Podstawowe zasady gry nie zmieniły się od lat. Z góry ekranu opadają na dół bąbelki (puyo) w różnych kolorach i konfiguracjach, tworząc coraz większą stertę. Zadaniem gracza jest tak manewrować bąblami, by rozładować rosnącą pryzmę. Przede wszystkim należy doprowadzać do zetknięcia się minimum czterech puyosów o tym samym kolorze, gdyż wtedy znikają, zwalniając trochę miejsca dla innych.

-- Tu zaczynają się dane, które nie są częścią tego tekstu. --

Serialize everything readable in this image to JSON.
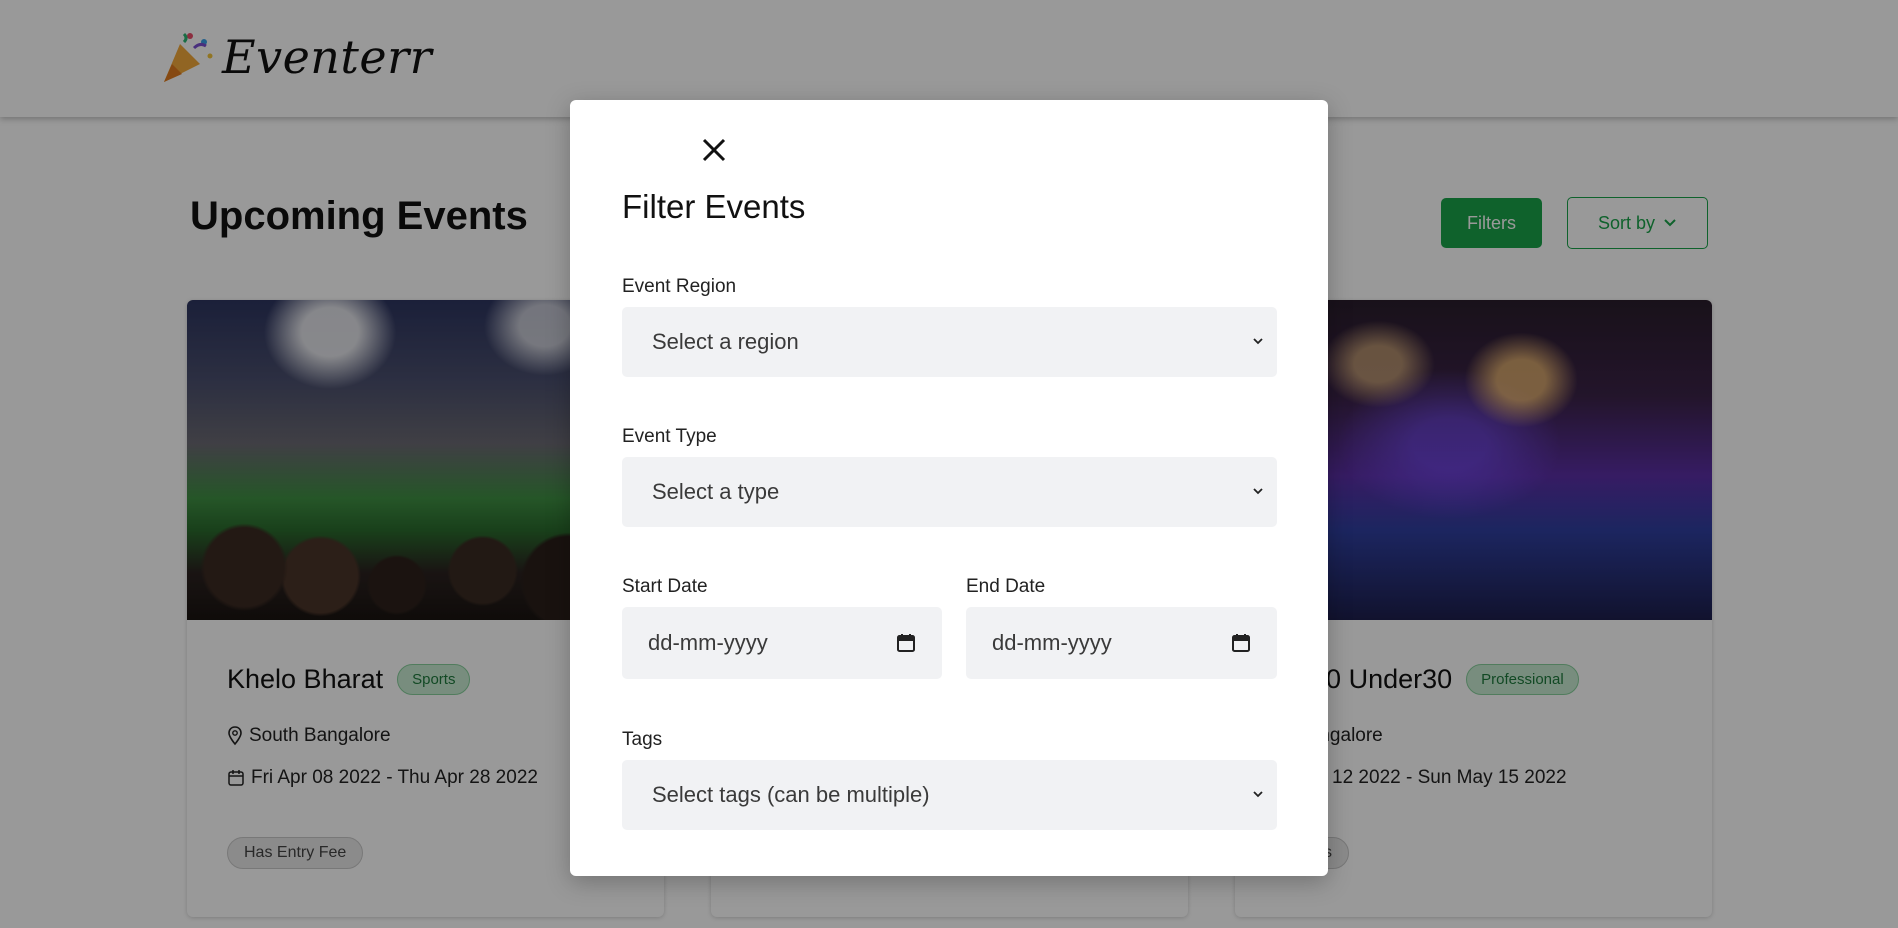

Oczywiście, im więcej jednakowych bąbli się z sobą zetknie, tym szybciej gracz zażegna niebezpieczeństwo przepełnienia planszy, a i bonus punktowy jest większy.

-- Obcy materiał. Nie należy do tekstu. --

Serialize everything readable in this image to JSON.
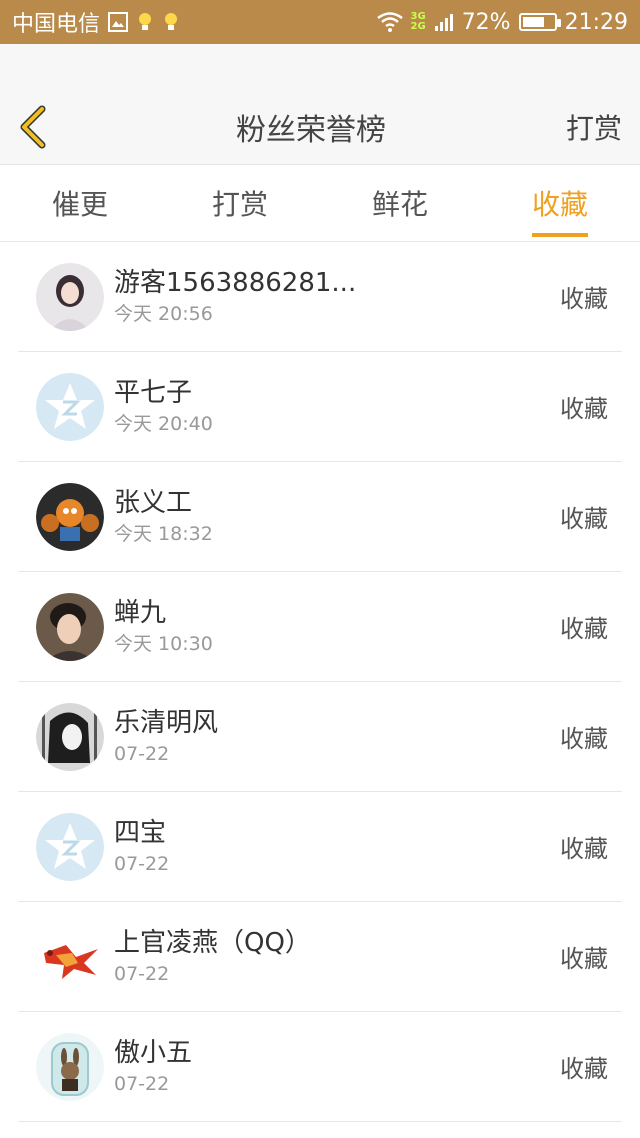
{
  "status_bar": {
    "carrier": "中国电信",
    "net_top": "3G",
    "net_bottom": "2G",
    "battery": "72%",
    "battery_level": 0.72,
    "time": "21:29"
  },
  "header": {
    "title": "粉丝荣誉榜",
    "right_label": "打赏"
  },
  "tabs": [
    {
      "label": "催更"
    },
    {
      "label": "打赏"
    },
    {
      "label": "鲜花"
    },
    {
      "label": "收藏",
      "active": true
    }
  ],
  "list": [
    {
      "name": "游客1563886281...",
      "time": "今天 20:56",
      "action": "收藏"
    },
    {
      "name": "平七子",
      "time": "今天 20:40",
      "action": "收藏"
    },
    {
      "name": "张义工",
      "time": "今天 18:32",
      "action": "收藏"
    },
    {
      "name": "蝉九",
      "time": "今天 10:30",
      "action": "收藏"
    },
    {
      "name": "乐清明风",
      "time": "07-22",
      "action": "收藏"
    },
    {
      "name": "四宝",
      "time": "07-22",
      "action": "收藏"
    },
    {
      "name": "上官凌燕（QQ）",
      "time": "07-22",
      "action": "收藏"
    },
    {
      "name": "傲小五",
      "time": "07-22",
      "action": "收藏"
    }
  ],
  "colors": {
    "status_bar_bg": "#b98a4a",
    "accent": "#f0a020",
    "back_icon": "#f0c020"
  }
}
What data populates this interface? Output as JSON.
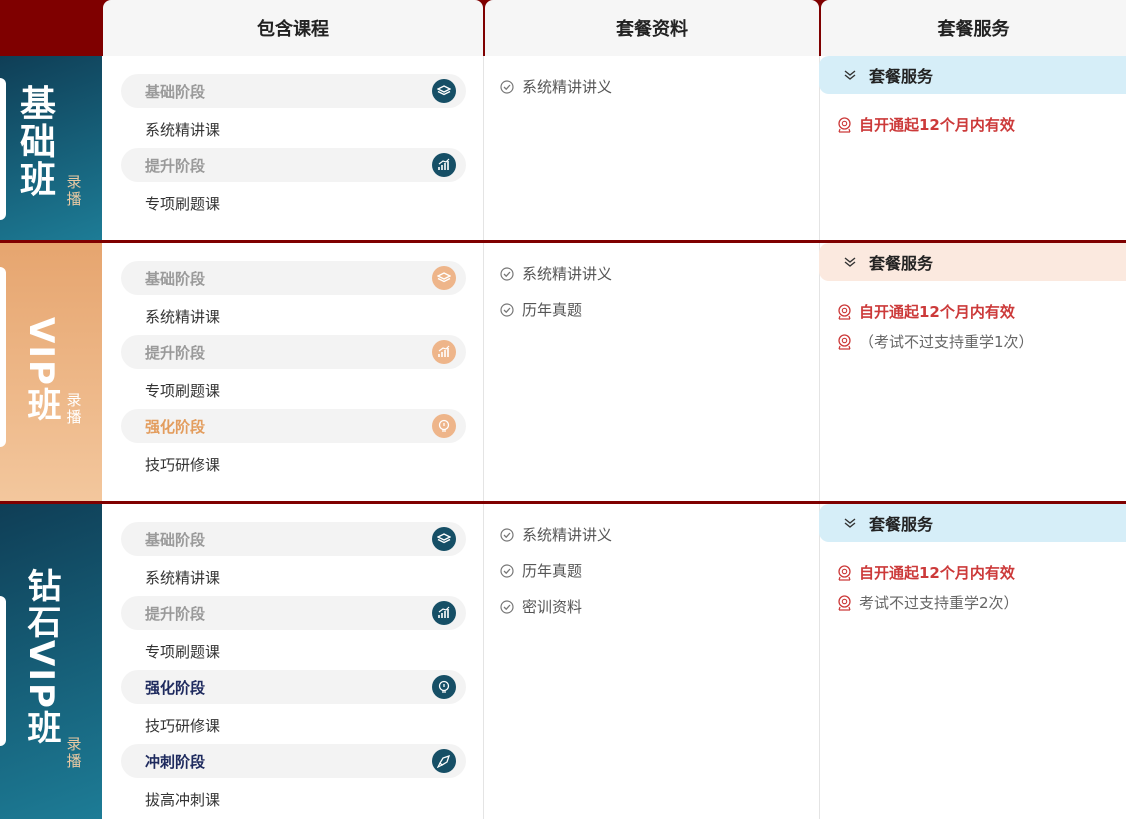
{
  "header": {
    "courses": "包含课程",
    "materials": "套餐资料",
    "services": "套餐服务"
  },
  "colors": {
    "header_bg": "#7f0000",
    "teal": "#164f66",
    "peach": "#eeb58a",
    "highlight_red": "#cc3a3a"
  },
  "packages": [
    {
      "name": "基础班",
      "tag": "录播",
      "stages": [
        {
          "name": "基础阶段",
          "course": "系统精讲课",
          "icon": "layers-icon"
        },
        {
          "name": "提升阶段",
          "course": "专项刷题课",
          "icon": "chart-icon"
        }
      ],
      "materials": [
        "系统精讲讲义"
      ],
      "service_title": "套餐服务",
      "services": [
        "自开通起12个月内有效"
      ]
    },
    {
      "name": "VIP班",
      "tag": "录播",
      "stages": [
        {
          "name": "基础阶段",
          "course": "系统精讲课",
          "icon": "layers-icon"
        },
        {
          "name": "提升阶段",
          "course": "专项刷题课",
          "icon": "chart-icon"
        },
        {
          "name": "强化阶段",
          "course": "技巧研修课",
          "icon": "lightbulb-head-icon"
        }
      ],
      "materials": [
        "系统精讲讲义",
        "历年真题"
      ],
      "service_title": "套餐服务",
      "services": [
        "自开通起12个月内有效",
        "（考试不过支持重学1次）"
      ]
    },
    {
      "name": "钻石VIP班",
      "tag": "录播",
      "stages": [
        {
          "name": "基础阶段",
          "course": "系统精讲课",
          "icon": "layers-icon"
        },
        {
          "name": "提升阶段",
          "course": "专项刷题课",
          "icon": "chart-icon"
        },
        {
          "name": "强化阶段",
          "course": "技巧研修课",
          "icon": "lightbulb-head-icon"
        },
        {
          "name": "冲刺阶段",
          "course": "拔高冲刺课",
          "icon": "rocket-icon"
        }
      ],
      "materials": [
        "系统精讲讲义",
        "历年真题",
        "密训资料"
      ],
      "service_title": "套餐服务",
      "services": [
        "自开通起12个月内有效",
        "考试不过支持重学2次）"
      ]
    }
  ]
}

Omawiana odsłona gry to rzecz jasna stary pomysł w nowej, rozbudowanej formie. „Puyo Pop Fever” zawiera mnóstwo trybów, dodatków, ulepszeń itd. Dla niedoświadczonych graczy przygotowano trzy poziomy treningowe (RunRun Curse), pozwalające opanować zasady i podstawową taktykę gry. Ufni w swe umiejętności mogą popróbować sił na ośmiu planszach dla średniozaawansowanych (WakuWaku Curse), a prawdziwi desperaci z pewnością z pewnością od razu uderzą na poziom dla najlepszych – HaraHara Curse. Ciekawostką jest tryb Mission, pozwalający rozegrać szereg pojedynków pomiędzy sterowaną przez gracza postacią a wirtualnym przeciwnikiem. Do wyboru jest 16 zabawnych osobników, w tym młode czarodziejki, duch, szkielet, Frankenstein, ptak, żaba, a nawet cebula. Każdy bohater posiada specjalne umiejętności, które wykorzystuje w potyczce do uprzykrzania rywalowi życia (np. spuszcza mu kupę bąbelków w paskudnych kolorach lub serwuje przezroczyste zapychacze, do których żaden element nie pasuje).

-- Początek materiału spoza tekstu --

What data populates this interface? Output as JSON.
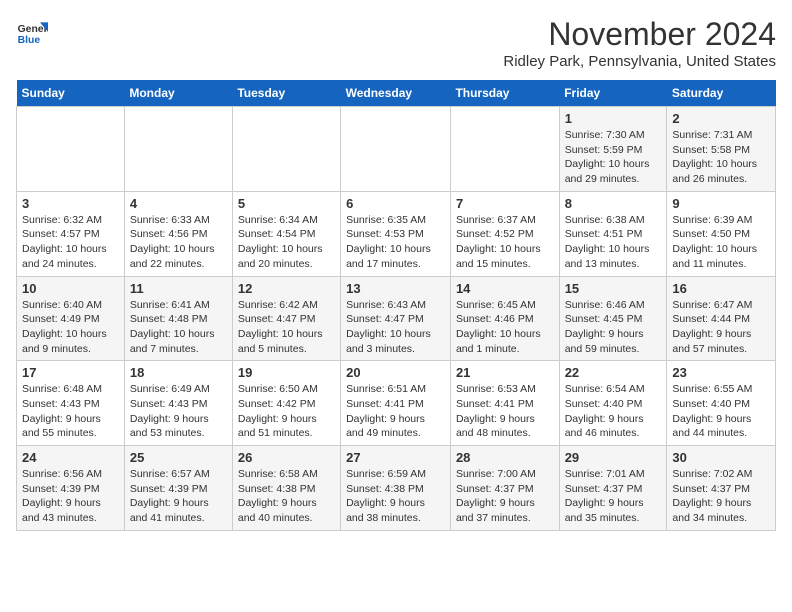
{
  "logo": {
    "line1": "General",
    "line2": "Blue"
  },
  "title": "November 2024",
  "location": "Ridley Park, Pennsylvania, United States",
  "days_of_week": [
    "Sunday",
    "Monday",
    "Tuesday",
    "Wednesday",
    "Thursday",
    "Friday",
    "Saturday"
  ],
  "weeks": [
    [
      {
        "day": "",
        "info": ""
      },
      {
        "day": "",
        "info": ""
      },
      {
        "day": "",
        "info": ""
      },
      {
        "day": "",
        "info": ""
      },
      {
        "day": "",
        "info": ""
      },
      {
        "day": "1",
        "info": "Sunrise: 7:30 AM\nSunset: 5:59 PM\nDaylight: 10 hours\nand 29 minutes."
      },
      {
        "day": "2",
        "info": "Sunrise: 7:31 AM\nSunset: 5:58 PM\nDaylight: 10 hours\nand 26 minutes."
      }
    ],
    [
      {
        "day": "3",
        "info": "Sunrise: 6:32 AM\nSunset: 4:57 PM\nDaylight: 10 hours\nand 24 minutes."
      },
      {
        "day": "4",
        "info": "Sunrise: 6:33 AM\nSunset: 4:56 PM\nDaylight: 10 hours\nand 22 minutes."
      },
      {
        "day": "5",
        "info": "Sunrise: 6:34 AM\nSunset: 4:54 PM\nDaylight: 10 hours\nand 20 minutes."
      },
      {
        "day": "6",
        "info": "Sunrise: 6:35 AM\nSunset: 4:53 PM\nDaylight: 10 hours\nand 17 minutes."
      },
      {
        "day": "7",
        "info": "Sunrise: 6:37 AM\nSunset: 4:52 PM\nDaylight: 10 hours\nand 15 minutes."
      },
      {
        "day": "8",
        "info": "Sunrise: 6:38 AM\nSunset: 4:51 PM\nDaylight: 10 hours\nand 13 minutes."
      },
      {
        "day": "9",
        "info": "Sunrise: 6:39 AM\nSunset: 4:50 PM\nDaylight: 10 hours\nand 11 minutes."
      }
    ],
    [
      {
        "day": "10",
        "info": "Sunrise: 6:40 AM\nSunset: 4:49 PM\nDaylight: 10 hours\nand 9 minutes."
      },
      {
        "day": "11",
        "info": "Sunrise: 6:41 AM\nSunset: 4:48 PM\nDaylight: 10 hours\nand 7 minutes."
      },
      {
        "day": "12",
        "info": "Sunrise: 6:42 AM\nSunset: 4:47 PM\nDaylight: 10 hours\nand 5 minutes."
      },
      {
        "day": "13",
        "info": "Sunrise: 6:43 AM\nSunset: 4:47 PM\nDaylight: 10 hours\nand 3 minutes."
      },
      {
        "day": "14",
        "info": "Sunrise: 6:45 AM\nSunset: 4:46 PM\nDaylight: 10 hours\nand 1 minute."
      },
      {
        "day": "15",
        "info": "Sunrise: 6:46 AM\nSunset: 4:45 PM\nDaylight: 9 hours\nand 59 minutes."
      },
      {
        "day": "16",
        "info": "Sunrise: 6:47 AM\nSunset: 4:44 PM\nDaylight: 9 hours\nand 57 minutes."
      }
    ],
    [
      {
        "day": "17",
        "info": "Sunrise: 6:48 AM\nSunset: 4:43 PM\nDaylight: 9 hours\nand 55 minutes."
      },
      {
        "day": "18",
        "info": "Sunrise: 6:49 AM\nSunset: 4:43 PM\nDaylight: 9 hours\nand 53 minutes."
      },
      {
        "day": "19",
        "info": "Sunrise: 6:50 AM\nSunset: 4:42 PM\nDaylight: 9 hours\nand 51 minutes."
      },
      {
        "day": "20",
        "info": "Sunrise: 6:51 AM\nSunset: 4:41 PM\nDaylight: 9 hours\nand 49 minutes."
      },
      {
        "day": "21",
        "info": "Sunrise: 6:53 AM\nSunset: 4:41 PM\nDaylight: 9 hours\nand 48 minutes."
      },
      {
        "day": "22",
        "info": "Sunrise: 6:54 AM\nSunset: 4:40 PM\nDaylight: 9 hours\nand 46 minutes."
      },
      {
        "day": "23",
        "info": "Sunrise: 6:55 AM\nSunset: 4:40 PM\nDaylight: 9 hours\nand 44 minutes."
      }
    ],
    [
      {
        "day": "24",
        "info": "Sunrise: 6:56 AM\nSunset: 4:39 PM\nDaylight: 9 hours\nand 43 minutes."
      },
      {
        "day": "25",
        "info": "Sunrise: 6:57 AM\nSunset: 4:39 PM\nDaylight: 9 hours\nand 41 minutes."
      },
      {
        "day": "26",
        "info": "Sunrise: 6:58 AM\nSunset: 4:38 PM\nDaylight: 9 hours\nand 40 minutes."
      },
      {
        "day": "27",
        "info": "Sunrise: 6:59 AM\nSunset: 4:38 PM\nDaylight: 9 hours\nand 38 minutes."
      },
      {
        "day": "28",
        "info": "Sunrise: 7:00 AM\nSunset: 4:37 PM\nDaylight: 9 hours\nand 37 minutes."
      },
      {
        "day": "29",
        "info": "Sunrise: 7:01 AM\nSunset: 4:37 PM\nDaylight: 9 hours\nand 35 minutes."
      },
      {
        "day": "30",
        "info": "Sunrise: 7:02 AM\nSunset: 4:37 PM\nDaylight: 9 hours\nand 34 minutes."
      }
    ]
  ]
}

Gry logiczne nie wymagają niesamowitej oprawy wizualnej, niemniej „Puyo Pop Fever” nie ma się czego wstydzić. Plansze są generalnie dwuwymiarowe, ale występują tu i ówdzie elementy 3D (np. przy animacjach bohaterów). W oczy rzucają się przede wszystkim efekty świetlne towarzyszące uaktywnianiu się specjalnych zdolności przeciwników oraz żywa kolorystyka teł. W grze zawarty jest tryb wieloosobowy dla dwóch graczy, umożliwiający zabawę w jedną z trzech gier na wspólnym ekranie telewizora.